Mark Padmore excelleert in Concertgebouw
Mark Padmore gaf maandag 17 november een expressieve en fantasievolle vertolking van gevarieerd liedrepertoire tijdens zijn recital in de Kleine Zaal van het Concertgebouw. Verloren liefdes, natuurschilderingen, een alom aanwezige en dreigende dood, kortom gepassioneerde teksten vol vurige hartstocht vulden de avond.
Mark Padmore is een sensitieve zanger, die de contrasten niet schuwt. Zachte, lyrische passages gaan abrupt over in forse dynamiek, met een stemgeluid dat ver voorbij de wanden van de Kleine Zaal van het Concertgebouw reikt.
In de krachtige, vurige passages komen het volle timbre en de vele mogelijkheden van zijn grote stem het meest tot zijn recht. Ondanks groot vakmanschap, met zeer veel aandacht voor tekst en muziek, zijn Padmores kwaliteiten als operazanger niet weg te denken.
Padmore stelt zich zeer dienstbaar aan de muziek op. Uiterst integer en genuanceerd vertolkt hij ieder woord en iedere wending. Hij heeft een serieuze en ietwat strenge uitstraling, die hier en daar, waar de muziek wat lichtvoetiger wordt, een beetje in de weg staat. Het humoristische lied ‘Veilchen’ van Mozart kan bijvoorbeeld speelser – Padmore onlokt alleen bij de laatste zin een glimlach aan zijn publiek.
Toppianist Till Ferner toont zich een perfecte liedbegeleider, die uiterst verinnerlijkt speelt. Als een handschoen die perfect om de hand past, zo volgt hij Padmore in elke nuance en stembuiging. De liederen van Schumann begeleidt hij zelfbewust en zeer expressief, en ook Padmore geeft zich daarin volledig over aan tekst en muziek. Ongetwijfeld speelt hierin de grote meester van de liedkunst mee: Schumann componeerde een uiterst gelijkwaardige rol voor piano en zangstem.
De keuze voor liederen van Haydn, Mozart en Beethoven is fascinerend en verrassend. Haydn, die zijn liederen rond 1793 in Londen schreef, laat zich als regelrechte voorloper van de romantiek horen, met bijvoorbeeld een uiterst bedrukte grafstemming in ‘The Spirit’. Met diepe ernst vertolkt Padmore dit lied. Zijn donkere timbre past uitstekend bij de angstaanjagende sfeer rond de grafplaats.
Lyriek en dramatiek wisselen elkaar in vlot tempo af. Padmores dramatische kwaliteiten komen naar voren in zijn statische vertolking van Haydns ‘She Never Told Her Love’, op een tekst van Shakespeare.
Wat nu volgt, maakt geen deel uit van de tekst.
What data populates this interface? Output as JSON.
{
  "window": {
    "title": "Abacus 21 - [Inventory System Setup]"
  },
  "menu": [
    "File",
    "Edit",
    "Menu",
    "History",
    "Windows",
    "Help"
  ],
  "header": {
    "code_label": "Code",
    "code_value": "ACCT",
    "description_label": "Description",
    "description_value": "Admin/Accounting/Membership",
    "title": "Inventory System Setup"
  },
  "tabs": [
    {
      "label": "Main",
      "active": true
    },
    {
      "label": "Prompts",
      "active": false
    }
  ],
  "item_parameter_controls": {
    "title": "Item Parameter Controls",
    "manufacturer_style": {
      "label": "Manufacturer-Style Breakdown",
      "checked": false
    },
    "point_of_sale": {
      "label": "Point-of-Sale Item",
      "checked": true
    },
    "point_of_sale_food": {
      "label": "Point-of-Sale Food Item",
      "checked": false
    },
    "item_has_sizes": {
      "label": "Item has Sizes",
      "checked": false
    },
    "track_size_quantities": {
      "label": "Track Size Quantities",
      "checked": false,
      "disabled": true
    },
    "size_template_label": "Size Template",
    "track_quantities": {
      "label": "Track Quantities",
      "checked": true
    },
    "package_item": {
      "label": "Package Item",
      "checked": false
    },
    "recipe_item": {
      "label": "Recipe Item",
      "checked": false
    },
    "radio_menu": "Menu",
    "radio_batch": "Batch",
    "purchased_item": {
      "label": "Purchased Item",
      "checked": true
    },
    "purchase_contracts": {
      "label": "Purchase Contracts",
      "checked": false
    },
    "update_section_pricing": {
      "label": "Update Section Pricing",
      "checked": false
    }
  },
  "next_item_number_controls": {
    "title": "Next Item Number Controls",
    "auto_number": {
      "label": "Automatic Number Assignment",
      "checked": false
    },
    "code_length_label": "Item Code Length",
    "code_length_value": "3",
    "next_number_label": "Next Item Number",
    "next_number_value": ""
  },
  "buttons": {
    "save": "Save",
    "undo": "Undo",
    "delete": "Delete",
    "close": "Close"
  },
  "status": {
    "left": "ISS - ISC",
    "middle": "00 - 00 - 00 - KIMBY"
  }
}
En in ‘Abendempfindung’ van Mozart laat hij lange frases en prachtige wendingen horen, vooral in de hoogte.
In ‘Adelaïde’ van Beethoven breekt de tenor driemaal door met een vurig en krachtig crescendo op het woord ‘rauschen’. Diepe ernst kenmerkt opnieuw zijn vertolking.
Beethoven geeft de piano een ironische en bijna cabareteske rol in ‘Selbstgespräch’, over een minnaar die ‘gelooft’ dat hij verliefd is. Padmore toont uitstekend hoezeer hij tekst en muziek aanvoelt, waarbij hij groots uitpakt op het woord ‘glaubt’.
Een filosofische Beethoven horen we in ‘An die Hoffnung’, waarin de tenor veel contrasten laat horen. Lieflijke passages staan naast grootse operazang. Hetzelfde geldt voor het volgende lied van Beethoven, ‘Abendlied unterm gestirnten Himmel’, waarin de componist de opkomende zon uitdrukt in stralende, opgaande lijnen. Padmore contrasteert weer vakkundig en eindigt het lied met een zeer lange noot, die hij schitterend laat uitklinken.
In ‘Muttertraum’ van Robert Schumann blijkt opnieuw het vakmanschap van het duo in het uiteengaan van de partijen van zanger en pianist. En in de dramatiek en dreiging van ‘Der Soldat’, waarin ik mij als door een schot (‘mitten in das Herz’) getroffen voel, en het daaropvolgende ‘Der Spielmann’, dat zowel ingetogen als imponerend klinkt, komt Padmore geheel tot zijn recht.
In ‘Waldesgespräch’ uit Schumanns Liederkreis doet Padmore je werkelijk naar adem happen vanwege zijn expressiviteit en het samenspel met Till Ferner. En in ‘Mondnacht’ weet hij veel spanning op te bouwen, en vast te houden.
Geen moment verslapt de aandacht tijdens het concert, wat Padmore een staande ovatie oplevert van het enthousiaste publiek. Hij besluit met ‘Ständchen’ van (toch nog) Schubert de schitterende avond.